Rabbinic Mission to Poland and Germany: Part 1

11/10/2015 10:28:04 AM

Nov10

Rabbi George Gittleman

I was quite anxious when we lifted off from SFO for an eleven-day rabbinic mission to Poland and Berlin with the Northern California Board of Rabbis. To me, Poland was the graveyard of the Jewish people. Only 350,000 of the 3.5 million Jews who lived in Poland survived the war. Just thinking about the trip overwhelmed me.

We started in Warsaw, going straight from the airport to the recently opened Polin Museum, an amazing historical and educational center dedicated to 1,000 years of Polish Jewish history. (“Polin” is not a misspelling; rather, it is a transliteration of the Jewish folk understanding of the name: po/here (the Jewish people can) lin/rest).

The Museum is housed in a beautiful contemporary building. Rather than focus on artifacts, it uses various forms of interactive multi-media to tell the story of the Jewish experience in Poland. When we arrived, the place was packed full of ordinary Pols – school children on field trips, families, pensioners – all making their way through the various exhibits of the museum. This was my first encounter with a surprising phenomenon: many Pols, in spite of their long history of anti-Semitism, have a great interest in Judaism and Jewish life.

The next day we descended into the horror story of the Warsaw Ghetto. After the uprising, the Nazis destroyed the ghetto and by the war’s end, 88 percent of Warsaw had been reduced to rubble!

This means that almost any trace of the ghetto is gone. What’s left is a network of markers and memorials that tell the brutal story of the forced concentration and eventual liquidation of the 450,000 Jews imprisoned there. I cried a river that day.

Of all the things we saw and heard the thing that moved me most was touching the rough, hard surface of one of the metal boxes Emanuel Ringleblum used to store and bury evidence of their experience in the ghetto. Ringleblum was an historian. Sensing that a new, horrific Jewish story was playing out in the ghetto, he and his colleagues sought to secretly create an archive of their experience. They met over Shabbat and thus called the secret archive “Oneg Shabbat.” They collected everything they could get their hands on that would help document their experience: diaries, paintings, drawings, signs, German documents, poetry, sermons, Torah commentaries, etc.

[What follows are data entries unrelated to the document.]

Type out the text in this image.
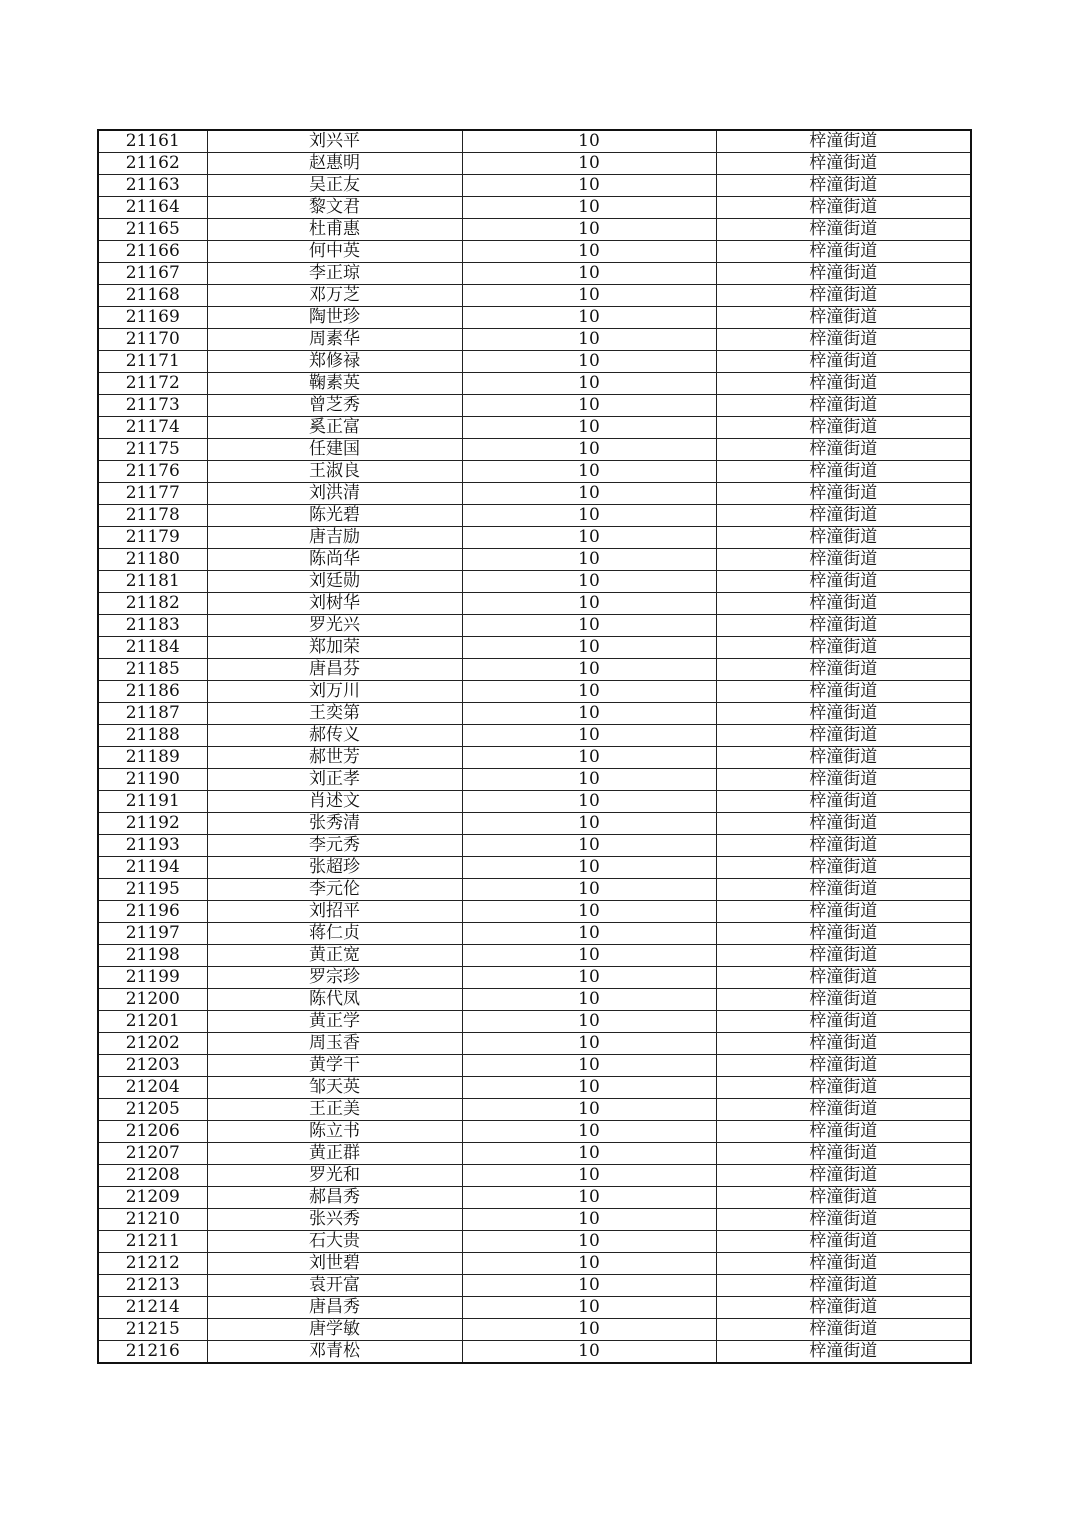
21161	刘兴平	10	梓潼街道
21162	赵惠明	10	梓潼街道
21163	吴正友	10	梓潼街道
21164	黎文君	10	梓潼街道
21165	杜甫惠	10	梓潼街道
21166	何中英	10	梓潼街道
21167	李正琼	10	梓潼街道
21168	邓万芝	10	梓潼街道
21169	陶世珍	10	梓潼街道
21170	周素华	10	梓潼街道
21171	郑修禄	10	梓潼街道
21172	鞠素英	10	梓潼街道
21173	曾芝秀	10	梓潼街道
21174	奚正富	10	梓潼街道
21175	任建国	10	梓潼街道
21176	王淑良	10	梓潼街道
21177	刘洪清	10	梓潼街道
21178	陈光碧	10	梓潼街道
21179	唐吉励	10	梓潼街道
21180	陈尚华	10	梓潼街道
21181	刘廷勋	10	梓潼街道
21182	刘树华	10	梓潼街道
21183	罗光兴	10	梓潼街道
21184	郑加荣	10	梓潼街道
21185	唐昌芬	10	梓潼街道
21186	刘万川	10	梓潼街道
21187	王奕第	10	梓潼街道
21188	郝传义	10	梓潼街道
21189	郝世芳	10	梓潼街道
21190	刘正孝	10	梓潼街道
21191	肖述文	10	梓潼街道
21192	张秀清	10	梓潼街道
21193	李元秀	10	梓潼街道
21194	张超珍	10	梓潼街道
21195	李元伦	10	梓潼街道
21196	刘招平	10	梓潼街道
21197	蒋仁贞	10	梓潼街道
21198	黄正宽	10	梓潼街道
21199	罗宗珍	10	梓潼街道
21200	陈代凤	10	梓潼街道
21201	黄正学	10	梓潼街道
21202	周玉香	10	梓潼街道
21203	黄学干	10	梓潼街道
21204	邹天英	10	梓潼街道
21205	王正美	10	梓潼街道
21206	陈立书	10	梓潼街道
21207	黄正群	10	梓潼街道
21208	罗光和	10	梓潼街道
21209	郝昌秀	10	梓潼街道
21210	张兴秀	10	梓潼街道
21211	石大贵	10	梓潼街道
21212	刘世碧	10	梓潼街道
21213	袁开富	10	梓潼街道
21214	唐昌秀	10	梓潼街道
21215	唐学敏	10	梓潼街道
21216	邓青松	10	梓潼街道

The gross magnitude of the Shoah is soul-numbing, yet seeing documents from the archive and reliving the valiant story of how the collection was secretly gathered and then buried just before the ghetto was destroyed, cracked my heart wide open.

From Warsaw we traveled by bus to Krakow. The bucolic Polish countryside was in sharp contrast to my (and many of the other rabbis on the trip) emotional landscape. As I surveyed the rolling hills, farmland and forests, I couldn’t help but remember a poem by the early Zionist poet Uri Tzvi Greenberg called, “Under the Tooth of their Plough.” It’s too long (and too harsh) to share in full here;the first two stanzas are more than enough to set the mood:

Once more the snows have melted there…and the murderers now are farmers.
There they have gone out to plough their farmlands, all of which are my graveyards.
If the tooth of their plough, rolling skull-like over the furrow, should churn up
A skeleton of mine, the ploughman will not be saddened or shocked,
But will grin and recognize it, recognize the mark where his tools struck…

Spring anew over land: bud and bulb and lilac and warbling birds.
By the shining stream of shallow waters, the resting place of herds, 
The roving Jews are no more: no more with their beards and side-curls.
They are no more in the inns with tallit and tsitsit over their shirts;
They are no more in the grocery store or the clothing store,
They are no more in their workshops and train cars now,
They are no more in the synagogue, even, or in the marketplace,
They are all under the tooth of the …plough…

The next morning we went to Auschwitz-Birkenau. It was another beautiful fall day; honey-strained light filtered through the trees, their yellow, burnt orange, red leaves fluttering in a light breeze. A raptor circled above us and then perched on one of the curved steel posts of a once-electrified barbed wire fence that surrounds the camp as far as the eye can see. My jaw dropped. The scale of the place is unimaginable.

Our guide, Thomas, one of a number of non-Jewish Pols we met who is committed to remembering and telling the Polish Jewish experience before, during and after the war, explained that Auschwitz-Birkenau was a very efficient industrial complex essential to the Nazi war machine. First, all the property of the Jews and others deported there was taken. Those who could work were forced into slave labor camps (the complex included 40 factories!). Those murdered were also used; their hair woven into textiles, their gold fillings extracted after they were gassed, their clothes sent back to Germany, etc.

We were in Auschwitz-Birkenau half a day, mostly walking from one site to another. We started where the trains unloaded their human cargo. As our guide was talking I noticed a placard, a memorial to the Hungarian Jews deported and killed at Auschwitz-Birkenau. There is also a black and white photograph which I recognized as Lillian Judd and her two sisters! I have the same picture hanging in my study at Shomrei Torah. The photo was taken moments after they had exited the train. Her father had just been beaten to death…

We move on. Here was where the prisoners “lived”. A small percentage of the barracks was re-created. What you see is a few structures and then a city of brick foundations. Here was one of the killing sites; here was one of three crematoria; here is where their property was sorted, and on and on. At the back of the complex there are open fields, woods and memorials to the ashen remains of the hundreds of thousands of people buried there. I walked to the edge of the woods, momentarily transfixed by the fall colors, and then I lay down with my face in the dirt.